Dasar diberlakukan Outsourcing adalah  UU Nomor 13 tahun 2003, yang dikeluarkan semasa presiden Indonesia, Megawati Soekarno Putri, sebenarnya maksud tujuan UU Nomor 13 tahun 2003 terutama pasal tentang Outsourcing bertujuan  untuk mengembangkan perusahaan di Indonesia, memproteksi terjadinya monopoli pada satu perusahaan. Namun, sejak diberlakukan 2003 lalu sampai hari ini apa yang diinginkan dari latar belakang dicantumkannya pasal-pasal Outsourcing dalam UU No. 13 Tahun 2003 tentang Ketenagakerjaan itu tidak menjadi kenyataan sebab makna Outsourcing yang sesungguhnya tidak dilaksanakan. UU, peraturan yang cukup bagus tidak akan otomatis melahirkan kondisi yang bagus apabila implementasi dari UU, Peraturan itu tidak berjalan. Dalam hal ini yang salah bukan UU, Peraturannya akan tetapi pelaksana dari UU, Peraturan itu sendiri. Kementerian tenaga kerja harus bertanggung jawab semua pesmasalahan Outsourcing ini.

Banyak perusahaan-perusahaan memanfaatkan kelemahan kementerian tenaga kerja dalam pelaksanaan UU nomor 13 tahun 2003 ini. Globalisasi dan persaingan usaha yang ketat menuntut perusahaan untuk meningkatkan kinerja melalui pengelolaan organisasi yang efektif dan efisien. Salah satu upaya yang dilakukan adalah mempekerjakan tenaga kerja seminimal mungkin, namun memberi kontribusi maksimal.

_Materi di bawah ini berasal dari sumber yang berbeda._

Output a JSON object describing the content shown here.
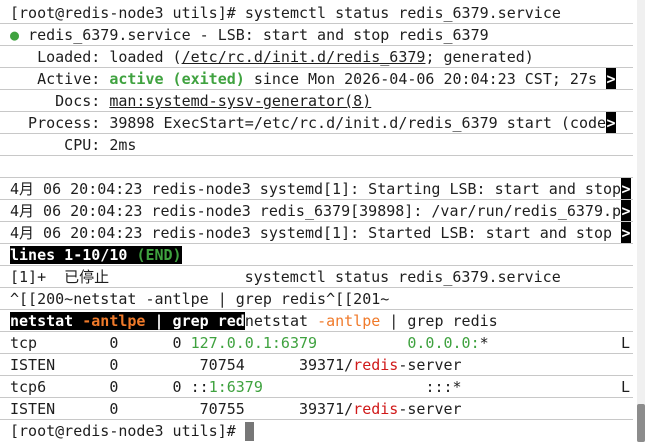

Akibatnya, upaya perusahaan terfokus pada penanganan pekerjaan yang menjadi bisnis inti atau core business. Sementara pekerjaan penunjang diserahkan kepada pihak lain. Proses kegiatan inilah yang disebut outsourcing. Banyak buruh sebagai tenaga kontrak, yang direkrut melalui perusahaan pengerah tenaga kerja (outsourced) yang banyak muncul di pusat-pusat industri. Ini terjadi karena bisnis ini sangat menguntungkan bagi perusahaan penyedia buruh kontrak.

Harus diakui pasal Outsourcing (alih daya) dalam UU No. 13 tahun 2003 tentang Ketenagakerjaan sangat lemah, tidak kuat dan bias sehingga mudah disalahgunakan serta tujuan dari Outsourcing yang ingin mengembangkan perusahaan di Indonesia, memproteksi monopoli perusahaan di Indonesia tidak tercapai. Sebaliknya membuka peluang untuk kong kali kong antara perusahaan dengan Dinas Tenaga kerja sebagai pengawas, pengawal dari UU Ketenagakerjaan itu.

B.    Solusi Outsourcing

Sebenarnya Mahkamah Konstitusi (MK) telah membatalkan pasal Outsourcing dalam UU No. 13 Tahun 2003 tentang Ketenagakerjaan sebab bertentangan dengan Undang-Undang Dasar (UUD) 1945 dan nilai-nilai Pancasila. Seharusnya apabila tujuan latar belakang, asal usul tidak tercapai maka sejak awal Pemerintah dalam hal ini Kementerian Ketenagakerjaan merevisi, menghapus pasal-pasal Outsourcing.  Walaupum MK telah membatalkan pasal Outsoucing dan buruh seringkali demo besar-besaran, tetapi Kementerian Tenaga kerja masih belum mampu atau belum berani untuk melaksanakan Keputusan MK tersebut.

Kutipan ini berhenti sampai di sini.